Pakistan: ADB Report on Economic Corridor Developmentand Future Prospects


According to the latest Feb 2022 Asian Development Bank (ADB) Report titled ‘Economic
Corridor Development in Pakistan,’ despite its immense potential, Pakistan has not yet been able to
attain a sustained growth path to move beyond its historic lackluster and stop-and-go pattern,
characterized by ‘booms and busts’ every 3 to 4 years. This growth cycle stems from nascent private
sector development, which is evident from the fact that the services sector’s share, mostly nontradable, dominates Gross Domestic Product (GDP). The manufacturing sector share has been
approximately 13% of GDP compared with a 30% average for comparable economies. It was noted that Pakistan has great opportunity and a unique potential to become the regional
hub of economic activity due to its strategic geopolitical location at the crossroads of South Asia and
Central Asia. The country had already begun applying its potential by adopting and implementing an
Economic Corridor Development (ECD) strategy as part of its core development and growth
framework. The ECD aims to achieve spatial transformation, urban development, and agglomeration.
A well-planned and implemented ECD strategy can promote rapid industrialization by removing
infrastructure bottlenecks, improving access to markets, and stimulating trade and investment. ECD
will help businesses realize economies of scale, network externalities, and agglomeration benefits.
However, ECD implementation requires a complex and cross-sectoral development strategy and
although it was a necessary condition, it was not sufficient for transforming the economy to exportled growth – private sector development. As ECD entails extensive coordination and collaboration among various government bodies,
the importance of a sound institutional and policy framework was also underscored. The report
recommended that an institutional framework that coordinates the planning, prioritizing, and
developing of corridor infrastructure projects among government agencies should be established to
ensure optimum allocation and mobilization of available resources. It was also suggested that to ensure
that ECD benefits are long-lasting and far reaching, plans to expand ECD must pay close attention to
inclusive growth, gender equality, sustainability, climate change resilience, and environmental
preservation. On its part, the Prime Minister Imran Khan (PMIK) government in Islamabad has pinned its
hope on China-Pakistan Economic Corridor (CPEC) to accelerate is economic growth despite the fact
that the Early Harvest Projects of CPEC on energy and infrastructure so far could not yield any tangible
results, neither economic prosperity nor social upliftment.

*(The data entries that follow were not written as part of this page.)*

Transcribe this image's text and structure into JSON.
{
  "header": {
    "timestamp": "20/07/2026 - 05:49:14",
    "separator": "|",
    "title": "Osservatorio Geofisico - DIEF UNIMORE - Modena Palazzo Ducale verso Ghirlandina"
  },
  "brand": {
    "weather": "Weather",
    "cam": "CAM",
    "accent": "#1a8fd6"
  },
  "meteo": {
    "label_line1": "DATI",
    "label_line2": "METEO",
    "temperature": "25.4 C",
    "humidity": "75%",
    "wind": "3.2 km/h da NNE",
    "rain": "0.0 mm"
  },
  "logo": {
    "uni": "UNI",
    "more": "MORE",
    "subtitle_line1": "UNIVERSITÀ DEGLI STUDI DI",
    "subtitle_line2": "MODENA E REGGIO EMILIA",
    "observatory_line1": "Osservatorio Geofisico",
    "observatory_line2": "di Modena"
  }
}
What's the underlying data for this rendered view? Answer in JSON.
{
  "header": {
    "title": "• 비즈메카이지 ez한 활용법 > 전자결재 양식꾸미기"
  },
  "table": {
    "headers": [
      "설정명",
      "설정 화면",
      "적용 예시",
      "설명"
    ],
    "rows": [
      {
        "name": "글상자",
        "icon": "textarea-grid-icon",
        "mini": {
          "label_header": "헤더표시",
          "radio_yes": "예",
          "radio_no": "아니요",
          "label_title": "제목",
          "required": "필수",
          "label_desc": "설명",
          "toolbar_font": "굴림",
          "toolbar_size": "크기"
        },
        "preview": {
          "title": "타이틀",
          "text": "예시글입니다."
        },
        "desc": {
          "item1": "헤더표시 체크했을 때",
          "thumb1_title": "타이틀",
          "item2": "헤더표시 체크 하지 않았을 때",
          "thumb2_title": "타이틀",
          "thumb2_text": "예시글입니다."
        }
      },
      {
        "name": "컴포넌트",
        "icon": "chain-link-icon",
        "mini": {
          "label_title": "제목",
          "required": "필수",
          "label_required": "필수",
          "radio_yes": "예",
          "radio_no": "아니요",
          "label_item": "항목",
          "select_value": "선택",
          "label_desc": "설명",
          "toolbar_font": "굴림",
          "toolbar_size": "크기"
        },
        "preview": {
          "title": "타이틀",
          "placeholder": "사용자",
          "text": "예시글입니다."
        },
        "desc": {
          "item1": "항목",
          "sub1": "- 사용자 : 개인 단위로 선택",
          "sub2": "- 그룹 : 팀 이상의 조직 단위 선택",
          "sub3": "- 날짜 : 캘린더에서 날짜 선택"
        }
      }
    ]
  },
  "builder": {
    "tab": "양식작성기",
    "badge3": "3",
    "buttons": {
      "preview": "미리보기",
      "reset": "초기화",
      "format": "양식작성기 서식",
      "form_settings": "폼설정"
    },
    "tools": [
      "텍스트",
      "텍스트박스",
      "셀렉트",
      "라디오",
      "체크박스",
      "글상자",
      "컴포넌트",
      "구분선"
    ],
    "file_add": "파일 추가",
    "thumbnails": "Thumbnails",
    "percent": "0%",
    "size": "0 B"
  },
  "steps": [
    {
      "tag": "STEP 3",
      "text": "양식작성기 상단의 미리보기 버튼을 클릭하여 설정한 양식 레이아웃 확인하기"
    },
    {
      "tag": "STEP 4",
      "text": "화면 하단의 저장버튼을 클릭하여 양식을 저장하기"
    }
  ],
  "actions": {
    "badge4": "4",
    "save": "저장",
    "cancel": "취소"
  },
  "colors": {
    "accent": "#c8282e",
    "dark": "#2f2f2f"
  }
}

Keeping in view of this reality, PMIK
signed a ‘Framework Agreement on Industrial Cooperation” with China marking the beginning of the
2nd phase of cooperation under CPEC during his recent visit to Beijing. Meanwhile, identifying bottlenecks for development, the ADB report describes Pak economy
as characterized by low level of exports, contributing merely 8.6% of GDP in FY 2021, which is
around fourfold lower than the emerging markets’ share. The composition is also limited to textiles
and food. Share of manufacturing sector to GDP is only 13% in Pakistan while it is 30% for
comparable economies. The document highlighted that Islamabad was confronting low productivity, lack of
competitiveness, absence of conducive trade policy environment, besides harmonized customs
procedures and transit rules in promoting exports. Besides this, the country was also facing the
shrinking share of manufacturing in GDP and poor quality & quantity of roads, railways, ports and
energy. According to the ADB, these were the main reasons for the declining Pak share in global
trade. While analyzing reasons for poor FDI in the country, the report observed that Islamabad faces
many hurdles, including macroeconomic and political stability, inadequate ease of doing business,
undeveloped domestic financial system, poor law & order, non-availability of low-cost energy, skilled
workforce, etc., which inhibit the country from recording high growth rate. The ADB summarized that Pakistan’s shallow and underdeveloped financial markets as well
as rising government borrowing to meet budget deficits pushes up the capital costs for private sector
and the financial sector thus lags behind with other South Asian countries. The ADB document pointed out that even overseas investors noted that technical and vocational
skills sector in Pakistan have not been exploited to their full potential. Further, the current technical &
vocational education / training system was not aligned with industry needs. The manufacturing sector
experiences shortage of technical skills, especially in the area of new technologies. The study underscored that investment in productivity-enhancing infrastructure had remained
low in Pak amid tight fiscal space. Quality of trade and transport related infrastructure like ports, roads,
railways and information technology were very poor. Islamabad faces an infrastructure financing gap
of about 5% of GDP, according to the ADB. The sector also lacks efficient and requisite management,
like the case of railways. The cost of transport sector inefficiencies was estimated at 4 % – 6% of GDP
annually.Against this backdrop, the ADB document underlined that through market reforms, Pakistan
needs to transform its economy into an export-led growth trajectory. In addition to improving the
economy’s competitiveness and productivity with a vibrant private sector, it was critical to attract
domestic and foreign investments to support this transformation.